La réalisatrice Sacha Polak prend le parti pris – et intelligent – de ne pas donner un côté documentaire à son film qui aurait rapidement pu laisser place à un certain pathos pas nécessaire au vu du sujet. On parle de reconstruction, de confiance en soi et d’image. Véritable parcours de résilience, nous vivons au plus près les épreuves que subit Jade, ses moments de doutes comme ses quelques moments de joie. Bloquée par un plafond de verre entre une société Instagram, un manque d’amour maternel (sa mère lui rappelle constamment ses cicatrices) et une confiance en soi inexistante, Jade va devoir apprendre à vivre. La réalisatrice place également son film dans un contexte social intéressant et important : celui d’une société en marge, celle des démunis, celle qui vit dans les HLM et qui se retrouvent donc avec un double défi: exister pour soi mais également exister dans une société qui ne vous en laisse que rarement l’occasion.

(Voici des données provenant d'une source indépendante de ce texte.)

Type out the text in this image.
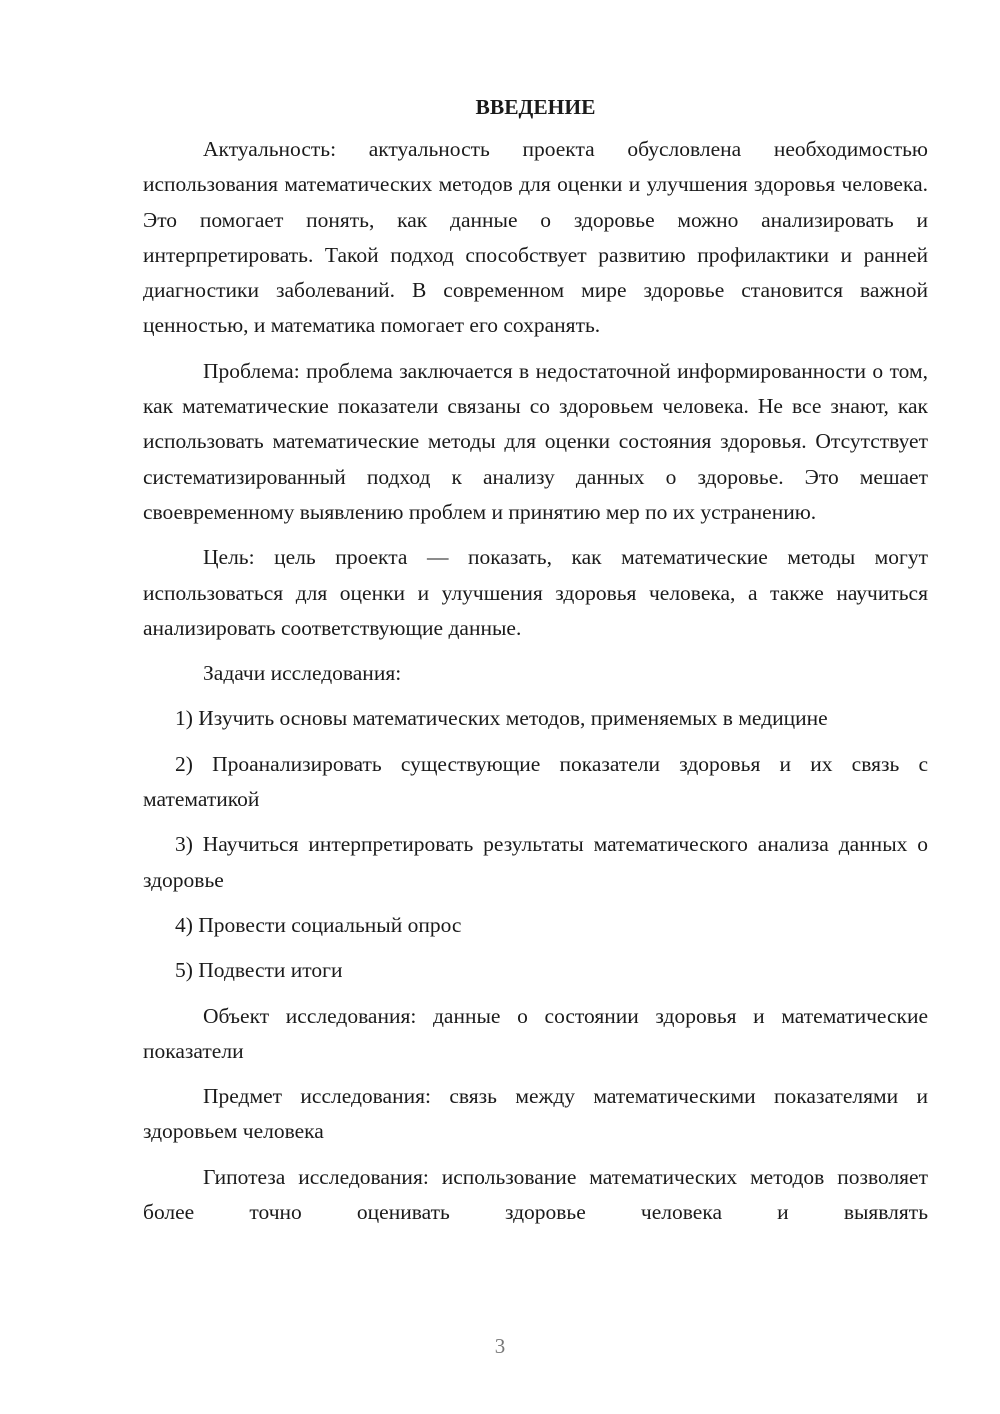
ВВЕДЕНИЕ

Актуальность: актуальность проекта обусловлена необходимостью использования математических методов для оценки и улучшения здоровья человека. Это помогает понять, как данные о здоровье можно анализировать и интерпретировать. Такой подход способствует развитию профилактики и ранней диагностики заболеваний. В современном мире здоровье становится важной ценностью, и математика помогает его сохранять.

Проблема: проблема заключается в недостаточной информированности о том, как математические показатели связаны со здоровьем человека. Не все знают, как использовать математические методы для оценки состояния здоровья. Отсутствует систематизированный подход к анализу данных о здоровье. Это мешает своевременному выявлению проблем и принятию мер по их устранению.

Цель: цель проекта — показать, как математические методы могут использоваться для оценки и улучшения здоровья человека, а также научиться анализировать соответствующие данные.

Задачи исследования:

1) Изучить основы математических методов, применяемых в медицине

2) Проанализировать существующие показатели здоровья и их связь с математикой

3) Научиться интерпретировать результаты математического анализа данных о здоровье

4) Провести социальный опрос

5) Подвести итоги

Объект исследования: данные о состоянии здоровья и математические показатели

Предмет исследования: связь между математическими показателями и здоровьем человека

Гипотеза исследования: использование математических методов позволяет более точно оценивать здоровье человека и выявлять

3
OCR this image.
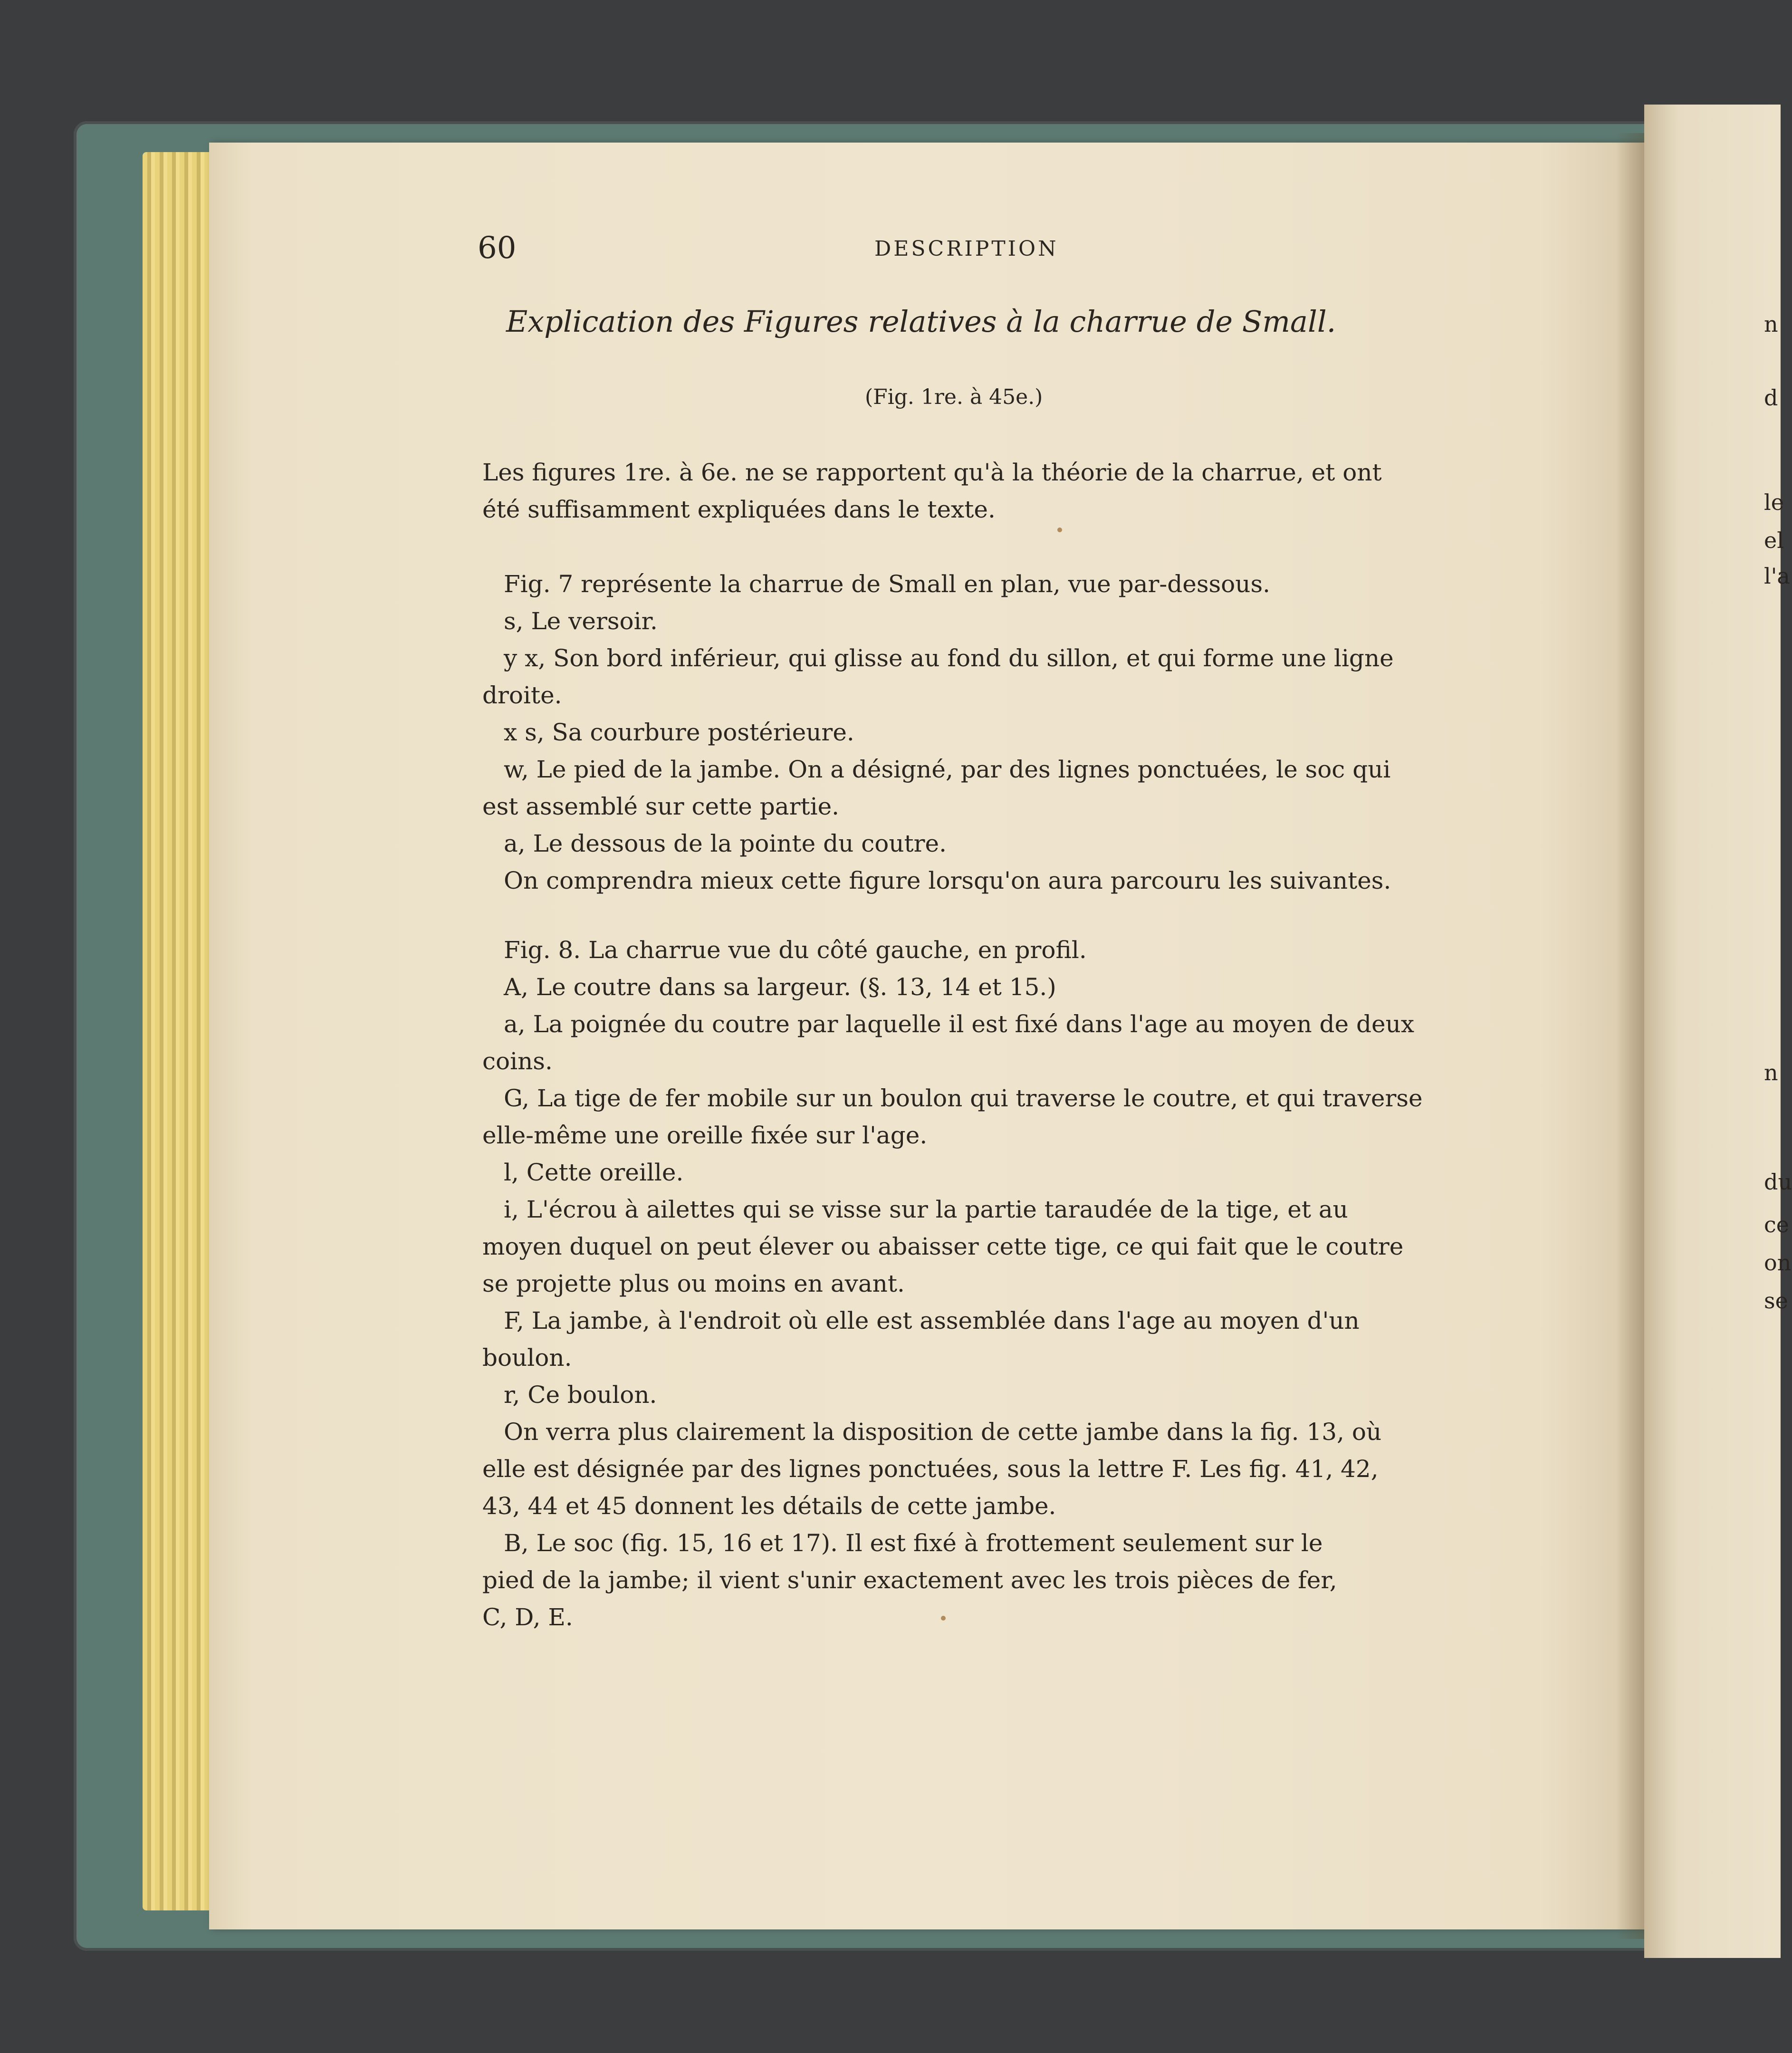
n
d
le
el
l'a
n
du
ce
on
se
60	DESCRIPTION
Explication des Figures relatives à la charrue de Small.
(Fig. 1re. à 45e.)
Les figures 1re. à 6e. ne se rapportent qu'à la théorie de la charrue, et ont
été suffisamment expliquées dans le texte.
Fig. 7 représente la charrue de Small en plan, vue par-dessous.
s, Le versoir.
y x, Son bord inférieur, qui glisse au fond du sillon, et qui forme une ligne
droite.
x s, Sa courbure postérieure.
w, Le pied de la jambe. On a désigné, par des lignes ponctuées, le soc qui
est assemblé sur cette partie.
a, Le dessous de la pointe du coutre.
On comprendra mieux cette figure lorsqu'on aura parcouru les suivantes.
Fig. 8. La charrue vue du côté gauche, en profil.
A, Le coutre dans sa largeur. (§. 13, 14 et 15.)
a, La poignée du coutre par laquelle il est fixé dans l'age au moyen de deux
coins.
G, La tige de fer mobile sur un boulon qui traverse le coutre, et qui traverse
elle-même une oreille fixée sur l'age.
l, Cette oreille.
i, L'écrou à ailettes qui se visse sur la partie taraudée de la tige, et au
moyen duquel on peut élever ou abaisser cette tige, ce qui fait que le coutre
se projette plus ou moins en avant.
F, La jambe, à l'endroit où elle est assemblée dans l'age au moyen d'un
boulon.
r, Ce boulon.
On verra plus clairement la disposition de cette jambe dans la fig. 13, où
elle est désignée par des lignes ponctuées, sous la lettre F. Les fig. 41, 42,
43, 44 et 45 donnent les détails de cette jambe.
B, Le soc (fig. 15, 16 et 17). Il est fixé à frottement seulement sur le
pied de la jambe; il vient s'unir exactement avec les trois pièces de fer,
C, D, E.
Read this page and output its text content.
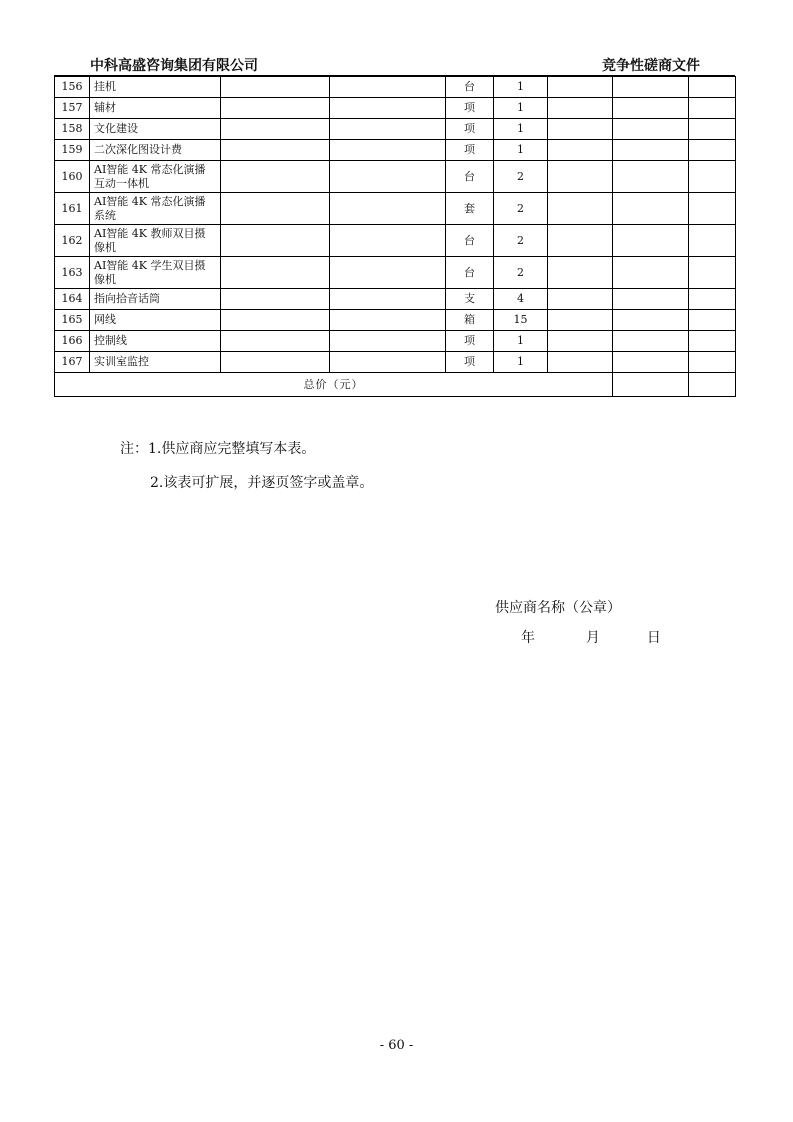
中科高盛咨询集团有限公司	竞争性磋商文件
156	挂机			台	1			
157	辅材			项	1			
158	文化建设			项	1			
159	二次深化图设计费			项	1			
160	AI智能 4K 常态化演播
互动一体机			台	2			
161	AI智能 4K 常态化演播
系统			套	2			
162	AI智能 4K 教师双目摄
像机			台	2			
163	AI智能 4K 学生双目摄
像机			台	2			
164	指向拾音话筒			支	4			
165	网线			箱	15			
166	控制线			项	1			
167	实训室监控			项	1			
总价（元）								
注：1.供应商应完整填写本表。
2.该表可扩展，并逐页签字或盖章。
供应商名称（公章）
年	月	日
- 60 -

Et pour incarner ce rôle fort, Vicky Knight semble avoir été tout trouvé. Véritable force de la nature qui, d’un seul regard, sait exprimer mille et une émotions, cette jeune femme n’a pas eu la vie facile et outre le fait que cela se lit sur son visage, la société n’a pas été tendre non plus avec elle. Harcèlement à l’école, sur les réseaux sociaux mais également à la télé. Suite à un documentaire qu’elle avait tourné avec une chaîne de télévision, elle découvre par la suite qu’il s’agissait d’un documentaire non pas sur les grands brûlés mais sur des personnes différentes qui – selon eux – ne trouveront jamais l’amour. Mais de toutes ces épreuves Vicky Knight s’est relevée et est désormais la tête d’affiche d’un film nécessaire. Avec sa fougue et son jeu impeccable, nul doute qu’on la reverra encore sur grands écrans.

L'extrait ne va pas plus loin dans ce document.